The Australian government’s announcement last week of thousands of new visas for Afghan refugees appears generous. But it is contrasted with a lack of recognition of the many generations of Afghans who have dedicated their lives to this continent since the time of the cameleers, and calls for some soul searching.
What does this say about the nature of this love-hate relationship between Aussie Afghans and the powerful Australian state throughout history? Why isn’t there the bonding, recognition and mutual respect between Afghanistan and Australia after so many years?
When I was covering the war and the human suffering in Afghanistan, I noted Australia’s 20 years of military presence in Afghanistan was overshadowed by other Nato allies such as the US, Germany and the UK, which had larger missions and were publicly more engaged in reconstruction and humanitarian activities. This was despite the sacrifices of 41 Australian soldiers and deployment of 30,000 defence personnel during the two decades of conflict before the Taliban’s resurgence to power last year.
Now, on the heels of a haphazard rush towards the exit, the US seems busy with face-saving moves, such as freezing Afghanistan’s state reserves worth billions of dollars for the propagated purpose of pressuring the Taliban to comply.
The Australian government has a chance to chalk out its own post-war strategy tailored to its future ties with the Afghans instead of hiding in Washington’s shadow.
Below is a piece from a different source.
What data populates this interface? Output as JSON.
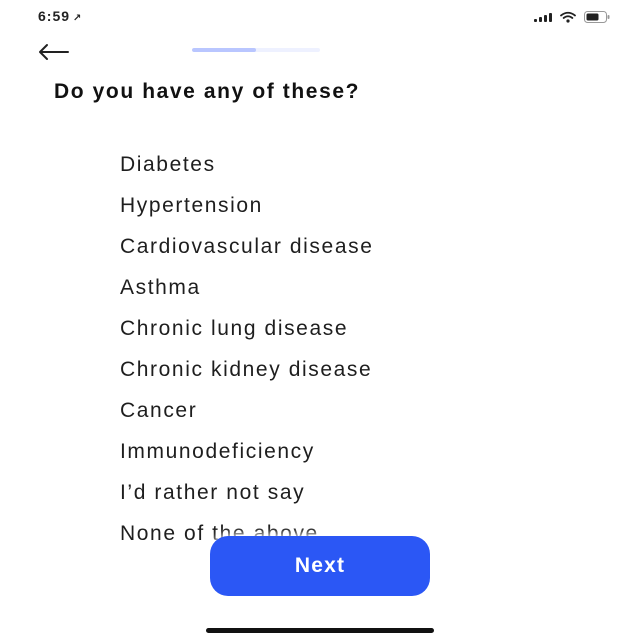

The announcement of 16,500 visas slots is indeed a first step in the right direction to revive and strengthen the forgotten bonds between the two nations.
This window of opportunity to shape the future of multiculturalism in Australia and patch ties with this geopolitically important country in the heart of Asia should not be overlooked.
Another thing to watch for is the influence of domestic Australian politics on the seemingly generous and open-hearted sentiments of Australians towards Afghanistan (I am speaking from my three months of experience here so far).
There are lessons to be learned on this from the messy ways in which the Democrats and the Republicans in Washington shaped the endgame in Afghanistan in August 2021, when two decades of efforts for democratisation failed with the return of the Taliban. The way an elected Afghan government was ditched by the US in the Doha Agreement gave a nasty signal of mistrust to Washington’s allies around the world.
Here in Australia, a vibrant Afghan community is already living in harmony with its new Aussie identity. The influx of more Afghans, which is crucial in reuniting families like mine torn apart by the war, would complement the diversity of this beautiful land.
Australia can win hearts with very little investment of funds in Afghanistan – by not cherrypicking for its own needs, but also for the welfare of the war-torn nation.
Visas are welcome, but the Australian government should think about doing more, such as regular scholarships for bright Afghan students, skills training, market access for farmers, and of course the promotion of cricket in the mountainous country.